While thermal imaging is a passive tool for viewing the infrared spectrum, light emitting diode (LED) illumination is an active technology. The diodes emit near-infrared spectrum light waves, which are invisible to the naked eye, directly onto the area in view. The resulting image is like that captured by a regular camera taking pictures of any illuminated area.
One company that has pioneered night vision illuminators using this technology is Extreme CCTV, now a part of Bosch Security Systems. The company is constantly pushing the envelope with regard to what the technology can achieve. Among the most recent iterations is something it calls Black Diamond technology, which counters a natural distortion that can happen because of the way the light is traditionally projected onto the field of view from the illuminator.

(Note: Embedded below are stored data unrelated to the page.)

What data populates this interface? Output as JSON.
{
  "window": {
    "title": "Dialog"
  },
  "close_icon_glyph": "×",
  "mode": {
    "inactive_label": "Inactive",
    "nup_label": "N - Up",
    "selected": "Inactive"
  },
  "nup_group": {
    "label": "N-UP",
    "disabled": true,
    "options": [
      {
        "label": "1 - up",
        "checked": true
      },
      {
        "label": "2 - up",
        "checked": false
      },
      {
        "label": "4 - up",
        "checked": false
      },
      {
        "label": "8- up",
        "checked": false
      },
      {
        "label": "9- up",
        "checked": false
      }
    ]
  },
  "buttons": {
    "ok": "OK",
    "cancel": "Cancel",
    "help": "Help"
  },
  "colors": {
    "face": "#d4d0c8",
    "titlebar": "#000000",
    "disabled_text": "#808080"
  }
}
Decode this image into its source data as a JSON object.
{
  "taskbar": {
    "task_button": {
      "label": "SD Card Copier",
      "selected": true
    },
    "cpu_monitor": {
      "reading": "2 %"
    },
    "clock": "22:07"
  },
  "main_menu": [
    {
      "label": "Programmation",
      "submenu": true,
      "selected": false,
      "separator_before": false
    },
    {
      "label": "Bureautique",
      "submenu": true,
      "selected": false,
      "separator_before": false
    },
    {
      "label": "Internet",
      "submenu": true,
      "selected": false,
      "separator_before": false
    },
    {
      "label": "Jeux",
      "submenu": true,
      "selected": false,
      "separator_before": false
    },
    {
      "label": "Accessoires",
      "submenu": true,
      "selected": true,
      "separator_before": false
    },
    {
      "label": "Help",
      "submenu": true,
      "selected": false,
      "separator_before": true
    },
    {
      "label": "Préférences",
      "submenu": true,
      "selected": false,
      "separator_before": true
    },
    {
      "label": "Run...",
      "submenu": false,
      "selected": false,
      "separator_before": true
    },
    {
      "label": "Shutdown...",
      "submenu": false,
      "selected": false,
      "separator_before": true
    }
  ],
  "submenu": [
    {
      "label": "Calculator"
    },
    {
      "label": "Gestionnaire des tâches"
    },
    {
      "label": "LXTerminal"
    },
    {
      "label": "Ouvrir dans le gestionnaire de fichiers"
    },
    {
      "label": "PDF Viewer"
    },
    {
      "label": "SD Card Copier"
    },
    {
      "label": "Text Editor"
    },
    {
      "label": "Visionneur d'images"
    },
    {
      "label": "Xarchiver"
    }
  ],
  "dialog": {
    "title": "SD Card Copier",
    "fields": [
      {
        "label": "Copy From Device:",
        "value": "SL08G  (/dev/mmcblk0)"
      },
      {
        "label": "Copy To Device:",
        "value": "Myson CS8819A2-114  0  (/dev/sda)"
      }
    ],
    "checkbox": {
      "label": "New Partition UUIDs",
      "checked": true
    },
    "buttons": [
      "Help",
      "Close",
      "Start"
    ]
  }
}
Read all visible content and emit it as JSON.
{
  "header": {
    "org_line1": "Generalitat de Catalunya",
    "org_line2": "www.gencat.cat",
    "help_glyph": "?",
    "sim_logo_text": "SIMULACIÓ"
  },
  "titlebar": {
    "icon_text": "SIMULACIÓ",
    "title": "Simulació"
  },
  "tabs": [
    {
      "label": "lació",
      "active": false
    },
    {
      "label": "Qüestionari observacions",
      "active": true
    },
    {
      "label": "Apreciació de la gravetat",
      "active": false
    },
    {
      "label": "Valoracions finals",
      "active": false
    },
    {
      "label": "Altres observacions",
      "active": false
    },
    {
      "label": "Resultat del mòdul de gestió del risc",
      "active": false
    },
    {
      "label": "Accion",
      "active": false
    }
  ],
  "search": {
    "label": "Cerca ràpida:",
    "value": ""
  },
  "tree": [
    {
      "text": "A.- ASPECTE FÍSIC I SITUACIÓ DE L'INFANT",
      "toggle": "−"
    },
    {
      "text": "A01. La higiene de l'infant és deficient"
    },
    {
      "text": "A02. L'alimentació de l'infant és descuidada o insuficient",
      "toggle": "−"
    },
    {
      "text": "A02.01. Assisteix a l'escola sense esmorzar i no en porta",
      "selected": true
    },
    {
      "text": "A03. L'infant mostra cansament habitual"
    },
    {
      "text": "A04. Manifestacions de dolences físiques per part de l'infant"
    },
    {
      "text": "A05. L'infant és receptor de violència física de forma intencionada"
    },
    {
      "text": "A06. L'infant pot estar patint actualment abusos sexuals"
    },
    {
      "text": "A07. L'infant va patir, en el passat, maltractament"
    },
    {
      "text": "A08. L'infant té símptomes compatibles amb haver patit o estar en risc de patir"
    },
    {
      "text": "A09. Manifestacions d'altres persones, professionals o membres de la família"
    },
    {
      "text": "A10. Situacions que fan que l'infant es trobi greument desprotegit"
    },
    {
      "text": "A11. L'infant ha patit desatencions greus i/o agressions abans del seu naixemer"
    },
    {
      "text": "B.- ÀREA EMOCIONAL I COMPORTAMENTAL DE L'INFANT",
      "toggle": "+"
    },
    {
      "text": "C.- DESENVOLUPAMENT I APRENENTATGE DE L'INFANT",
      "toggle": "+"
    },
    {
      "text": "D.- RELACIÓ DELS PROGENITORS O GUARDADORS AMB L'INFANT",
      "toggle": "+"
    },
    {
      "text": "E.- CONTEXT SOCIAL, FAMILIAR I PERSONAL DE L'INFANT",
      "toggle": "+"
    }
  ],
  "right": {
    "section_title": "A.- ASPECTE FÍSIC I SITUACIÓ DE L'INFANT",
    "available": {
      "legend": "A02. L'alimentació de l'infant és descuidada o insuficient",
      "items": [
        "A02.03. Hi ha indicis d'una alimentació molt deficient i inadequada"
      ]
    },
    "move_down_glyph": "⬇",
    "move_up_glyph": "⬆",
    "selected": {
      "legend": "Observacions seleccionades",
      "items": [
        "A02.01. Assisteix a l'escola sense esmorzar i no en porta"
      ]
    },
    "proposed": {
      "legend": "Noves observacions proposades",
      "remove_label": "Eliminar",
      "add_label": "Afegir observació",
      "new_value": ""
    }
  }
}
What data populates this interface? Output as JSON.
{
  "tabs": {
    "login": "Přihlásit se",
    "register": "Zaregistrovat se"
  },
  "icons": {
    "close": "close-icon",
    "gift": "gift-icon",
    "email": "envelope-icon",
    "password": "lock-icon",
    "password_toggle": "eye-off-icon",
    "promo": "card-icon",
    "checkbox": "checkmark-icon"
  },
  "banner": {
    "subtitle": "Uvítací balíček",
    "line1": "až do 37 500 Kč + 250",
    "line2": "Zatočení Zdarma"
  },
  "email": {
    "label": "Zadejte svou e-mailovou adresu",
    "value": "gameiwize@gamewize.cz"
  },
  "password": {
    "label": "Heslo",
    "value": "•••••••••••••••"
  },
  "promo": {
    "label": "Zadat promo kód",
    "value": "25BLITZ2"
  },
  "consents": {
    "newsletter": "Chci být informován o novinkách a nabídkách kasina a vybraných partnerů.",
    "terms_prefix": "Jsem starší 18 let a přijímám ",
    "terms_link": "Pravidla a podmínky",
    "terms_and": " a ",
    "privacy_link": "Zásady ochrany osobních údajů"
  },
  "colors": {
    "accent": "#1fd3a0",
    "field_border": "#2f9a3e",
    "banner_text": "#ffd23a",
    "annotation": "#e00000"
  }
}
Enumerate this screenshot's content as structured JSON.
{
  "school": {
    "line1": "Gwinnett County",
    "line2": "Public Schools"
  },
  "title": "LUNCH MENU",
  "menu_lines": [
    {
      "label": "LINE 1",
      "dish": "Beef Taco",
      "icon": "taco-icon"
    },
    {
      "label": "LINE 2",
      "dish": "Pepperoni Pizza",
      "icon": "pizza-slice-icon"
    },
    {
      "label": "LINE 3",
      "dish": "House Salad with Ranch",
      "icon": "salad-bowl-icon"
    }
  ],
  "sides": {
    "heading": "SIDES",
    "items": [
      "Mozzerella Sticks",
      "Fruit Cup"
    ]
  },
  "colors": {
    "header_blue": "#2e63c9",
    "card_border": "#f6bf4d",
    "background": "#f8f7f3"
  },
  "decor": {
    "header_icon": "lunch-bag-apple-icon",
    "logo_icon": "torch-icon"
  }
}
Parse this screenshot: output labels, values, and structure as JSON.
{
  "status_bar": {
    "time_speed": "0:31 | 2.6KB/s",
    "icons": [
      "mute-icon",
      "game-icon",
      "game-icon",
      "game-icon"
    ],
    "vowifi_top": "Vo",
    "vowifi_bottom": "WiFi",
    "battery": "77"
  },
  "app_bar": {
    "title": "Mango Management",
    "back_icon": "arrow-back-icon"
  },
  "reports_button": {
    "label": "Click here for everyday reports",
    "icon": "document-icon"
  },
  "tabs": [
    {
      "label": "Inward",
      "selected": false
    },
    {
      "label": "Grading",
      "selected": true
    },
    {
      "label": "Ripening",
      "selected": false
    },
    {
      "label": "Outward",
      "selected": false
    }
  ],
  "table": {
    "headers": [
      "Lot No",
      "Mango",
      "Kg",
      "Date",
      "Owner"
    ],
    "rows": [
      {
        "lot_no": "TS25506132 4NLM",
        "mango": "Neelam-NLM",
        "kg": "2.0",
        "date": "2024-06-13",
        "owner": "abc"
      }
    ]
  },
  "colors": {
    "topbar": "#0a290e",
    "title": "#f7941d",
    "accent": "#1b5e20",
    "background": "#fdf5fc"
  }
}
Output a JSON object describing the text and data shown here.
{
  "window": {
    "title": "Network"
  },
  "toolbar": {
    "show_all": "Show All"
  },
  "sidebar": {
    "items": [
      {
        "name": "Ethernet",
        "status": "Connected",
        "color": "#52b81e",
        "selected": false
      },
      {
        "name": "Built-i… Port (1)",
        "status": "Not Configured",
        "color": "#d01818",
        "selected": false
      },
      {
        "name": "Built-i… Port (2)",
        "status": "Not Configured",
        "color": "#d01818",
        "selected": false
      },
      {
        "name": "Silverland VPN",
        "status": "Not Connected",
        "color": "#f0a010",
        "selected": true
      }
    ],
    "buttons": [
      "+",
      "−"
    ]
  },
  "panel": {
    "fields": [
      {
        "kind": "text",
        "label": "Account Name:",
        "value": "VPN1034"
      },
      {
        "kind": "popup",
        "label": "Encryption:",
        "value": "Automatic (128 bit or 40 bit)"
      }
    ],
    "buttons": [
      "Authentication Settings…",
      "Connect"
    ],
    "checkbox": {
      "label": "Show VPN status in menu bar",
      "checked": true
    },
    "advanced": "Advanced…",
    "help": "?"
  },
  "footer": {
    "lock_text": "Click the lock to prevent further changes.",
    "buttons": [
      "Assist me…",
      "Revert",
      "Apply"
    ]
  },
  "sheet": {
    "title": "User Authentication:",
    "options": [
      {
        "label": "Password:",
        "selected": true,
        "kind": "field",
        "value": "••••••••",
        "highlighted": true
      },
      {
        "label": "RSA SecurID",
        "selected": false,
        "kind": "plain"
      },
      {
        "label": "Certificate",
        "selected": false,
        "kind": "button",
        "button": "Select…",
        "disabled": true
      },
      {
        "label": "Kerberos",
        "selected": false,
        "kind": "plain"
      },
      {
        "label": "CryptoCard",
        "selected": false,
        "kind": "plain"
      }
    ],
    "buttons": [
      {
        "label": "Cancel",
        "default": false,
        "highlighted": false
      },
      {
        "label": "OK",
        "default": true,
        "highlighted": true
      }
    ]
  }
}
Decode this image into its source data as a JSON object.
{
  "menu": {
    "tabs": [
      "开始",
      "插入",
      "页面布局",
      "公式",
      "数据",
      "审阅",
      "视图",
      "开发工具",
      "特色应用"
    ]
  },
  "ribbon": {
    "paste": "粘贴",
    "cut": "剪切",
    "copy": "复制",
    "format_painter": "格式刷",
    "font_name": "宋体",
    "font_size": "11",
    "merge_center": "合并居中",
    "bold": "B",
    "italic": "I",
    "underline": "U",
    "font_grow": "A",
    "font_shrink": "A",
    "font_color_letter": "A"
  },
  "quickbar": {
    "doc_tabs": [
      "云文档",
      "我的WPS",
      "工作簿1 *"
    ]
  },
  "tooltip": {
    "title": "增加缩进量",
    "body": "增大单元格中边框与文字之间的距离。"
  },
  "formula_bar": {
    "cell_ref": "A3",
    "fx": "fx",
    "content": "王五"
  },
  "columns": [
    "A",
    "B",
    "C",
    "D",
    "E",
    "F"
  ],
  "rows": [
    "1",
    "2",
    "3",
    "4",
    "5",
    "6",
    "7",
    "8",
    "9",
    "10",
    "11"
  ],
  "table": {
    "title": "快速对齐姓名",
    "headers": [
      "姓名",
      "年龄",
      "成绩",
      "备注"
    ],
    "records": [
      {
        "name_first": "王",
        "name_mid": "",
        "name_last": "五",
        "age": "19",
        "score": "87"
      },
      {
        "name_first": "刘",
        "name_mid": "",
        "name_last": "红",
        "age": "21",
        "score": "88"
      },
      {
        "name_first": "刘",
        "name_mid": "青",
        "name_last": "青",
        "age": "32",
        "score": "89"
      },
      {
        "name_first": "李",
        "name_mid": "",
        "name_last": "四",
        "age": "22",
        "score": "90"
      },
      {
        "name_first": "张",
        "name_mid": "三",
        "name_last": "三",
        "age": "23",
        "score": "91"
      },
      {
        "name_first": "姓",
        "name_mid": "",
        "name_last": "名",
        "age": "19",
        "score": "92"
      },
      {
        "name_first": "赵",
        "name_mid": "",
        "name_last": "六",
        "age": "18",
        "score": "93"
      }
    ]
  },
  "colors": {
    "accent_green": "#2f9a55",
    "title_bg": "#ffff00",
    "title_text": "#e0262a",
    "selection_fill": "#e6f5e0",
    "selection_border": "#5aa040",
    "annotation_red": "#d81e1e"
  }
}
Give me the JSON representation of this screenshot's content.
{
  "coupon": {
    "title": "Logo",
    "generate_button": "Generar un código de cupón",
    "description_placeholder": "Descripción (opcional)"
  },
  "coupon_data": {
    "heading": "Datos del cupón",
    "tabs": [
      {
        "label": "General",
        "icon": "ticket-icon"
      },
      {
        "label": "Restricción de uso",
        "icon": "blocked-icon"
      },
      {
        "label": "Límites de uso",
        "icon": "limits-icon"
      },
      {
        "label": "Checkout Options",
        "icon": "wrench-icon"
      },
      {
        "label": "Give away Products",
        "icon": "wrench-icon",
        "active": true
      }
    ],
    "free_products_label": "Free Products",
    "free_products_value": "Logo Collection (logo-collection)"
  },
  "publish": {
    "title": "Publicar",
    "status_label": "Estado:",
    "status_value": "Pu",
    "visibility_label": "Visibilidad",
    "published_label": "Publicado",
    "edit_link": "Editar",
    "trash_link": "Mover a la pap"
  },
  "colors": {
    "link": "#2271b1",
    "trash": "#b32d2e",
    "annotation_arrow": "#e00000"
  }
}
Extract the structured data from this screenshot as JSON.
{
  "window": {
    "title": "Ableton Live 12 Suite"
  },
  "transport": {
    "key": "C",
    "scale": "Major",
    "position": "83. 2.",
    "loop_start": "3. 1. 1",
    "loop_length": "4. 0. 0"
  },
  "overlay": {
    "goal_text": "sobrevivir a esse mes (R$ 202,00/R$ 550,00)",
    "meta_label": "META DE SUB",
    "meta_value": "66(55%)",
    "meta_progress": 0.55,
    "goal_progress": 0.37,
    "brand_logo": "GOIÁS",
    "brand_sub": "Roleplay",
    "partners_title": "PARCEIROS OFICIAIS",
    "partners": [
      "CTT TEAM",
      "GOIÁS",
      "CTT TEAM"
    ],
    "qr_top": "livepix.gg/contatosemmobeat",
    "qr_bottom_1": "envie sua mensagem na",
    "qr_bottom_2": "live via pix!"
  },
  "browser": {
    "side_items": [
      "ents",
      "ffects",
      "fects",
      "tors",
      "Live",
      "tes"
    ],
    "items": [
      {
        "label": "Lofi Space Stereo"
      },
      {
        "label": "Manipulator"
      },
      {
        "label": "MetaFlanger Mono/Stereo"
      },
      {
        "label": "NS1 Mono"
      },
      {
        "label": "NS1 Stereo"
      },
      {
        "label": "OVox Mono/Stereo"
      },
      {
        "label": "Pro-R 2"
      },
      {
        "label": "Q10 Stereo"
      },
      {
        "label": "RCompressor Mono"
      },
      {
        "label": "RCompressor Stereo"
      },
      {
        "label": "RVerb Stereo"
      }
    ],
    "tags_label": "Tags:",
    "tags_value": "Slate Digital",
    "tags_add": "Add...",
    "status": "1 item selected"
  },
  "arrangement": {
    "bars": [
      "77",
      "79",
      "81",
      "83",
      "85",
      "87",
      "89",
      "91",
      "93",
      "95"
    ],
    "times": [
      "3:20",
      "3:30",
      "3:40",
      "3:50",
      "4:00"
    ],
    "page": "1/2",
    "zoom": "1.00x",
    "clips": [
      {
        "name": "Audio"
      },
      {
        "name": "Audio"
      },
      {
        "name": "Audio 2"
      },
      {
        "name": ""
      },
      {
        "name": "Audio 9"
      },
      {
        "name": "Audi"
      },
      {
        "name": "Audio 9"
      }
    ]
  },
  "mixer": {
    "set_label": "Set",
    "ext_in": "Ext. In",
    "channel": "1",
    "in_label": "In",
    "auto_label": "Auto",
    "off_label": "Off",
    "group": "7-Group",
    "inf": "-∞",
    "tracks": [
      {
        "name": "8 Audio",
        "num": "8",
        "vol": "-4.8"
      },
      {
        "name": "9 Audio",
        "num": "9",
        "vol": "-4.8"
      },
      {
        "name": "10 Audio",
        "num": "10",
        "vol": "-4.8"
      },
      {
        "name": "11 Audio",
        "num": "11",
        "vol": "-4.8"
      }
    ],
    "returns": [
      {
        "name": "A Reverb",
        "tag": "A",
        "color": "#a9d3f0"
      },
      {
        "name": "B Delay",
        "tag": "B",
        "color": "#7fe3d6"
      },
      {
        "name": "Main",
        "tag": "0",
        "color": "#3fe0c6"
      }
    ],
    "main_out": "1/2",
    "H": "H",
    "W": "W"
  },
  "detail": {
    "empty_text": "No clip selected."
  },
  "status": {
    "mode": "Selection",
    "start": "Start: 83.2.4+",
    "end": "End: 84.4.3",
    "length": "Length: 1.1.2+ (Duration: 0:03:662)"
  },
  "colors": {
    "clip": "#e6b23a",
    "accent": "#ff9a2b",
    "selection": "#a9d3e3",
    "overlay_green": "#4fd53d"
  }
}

Black Diamond pushes the light out so that no section of view is over- or underexposed, thus avoiding a common problem in LED illumination, says Ryan. The illuminators can be used as part of integrated Extreme CCTV and Bosch camera units or can be bought separately as standalones and added to cameras from other companies.
One can definitely see the difference when using the Black Diamond versus other LED technology, says integrator Pablo. The entire field of view is truly illuminated evenly, he says.
Canada-based Mark Anthony Group, Inc., which manufactures and distributes wines and beverages such as Mike’s Hard Lemonade, uses the system in its nighttime surveillance applications. The Extreme CCTV illuminators make it “literally look like high noon at night,” says Keith Braham, the company’s security systems manager. He notes that there is no blooming, or whiting out of the image, which sometimes happens in LED illumination.
Braham began using Extreme CCTV’s LED-equipped cameras in 2008 at his company’s Vancouver location in part to ensure that security guards are doing patrols at night. He says the technology is also installed at the CEO’s property. He plans on installing additional cameras with the illuminators in the company’s vineyards.
LED illumination does have its weaknesses. The first problem is the range. Ryan admits that while some of the illuminators can reach more than a quarter of a mile, they are not necessarily the best tool for long range identification. “It has the same properties as visible light in the sense that range is going to be an issue, in terms of if you do need to see miles and miles away, active infrared is not for you. Because that’s not what it’s built to do,” he explains.
To its credit, Extreme CCTV has worked over the past few years to provide clear guidance to end users about the range within which its illuminators and integrated systems are most effective. The company bases the assessments for its integrated solutions on criteria devised years ago by John Johnson for the U.S. Army Night Vision Lab.
Johnson’s criteria breaks down the levels of surveillance to detection, classification (distinguishing between human and animal, for example), recognition (of threats), and identification (of a specific individual). The criteria are known as DCRI. Ryan says his company defines distances based on those parameters, so if a user needs to be able to recognize a person 150 feet away, the criteria can help them select the right equipment for the job.
For standalone illuminators, it’s harder to apply DCRI criteria because the range of quality images depends in part on the camera. In those cases, Ryan says Extreme CCTV provides the range for which the illuminator can ensure a high-quality, usable image. Ryan adds that while infrared’s light qualities provide for good resolution, the illumination gets reflected and refracted in the same way that visible light does so it might not be effective in fog, sand, or snowy conditions.
Another problem is that the LED bulbs can go out or get dimmer as time goes on. But Ryan says Extreme CCTV has come up with a technology to combat that as well, called Constant Light, which monitors the LED voltage output and ensures that bulbs are providing the same brightness throughout the life of the illuminator.
LED illuminators can be used for all different types of applications and thus have wide-ranging price points.
Prices on some of Bosch’s popular products include around $1,600 for an illuminator that’s used for such applications as utility and perimeter surveillance, and about $3,000 to $5,000 for IP infrared imagers that can be used for anything from high-end residential perimeters to ports and critical infrastructure.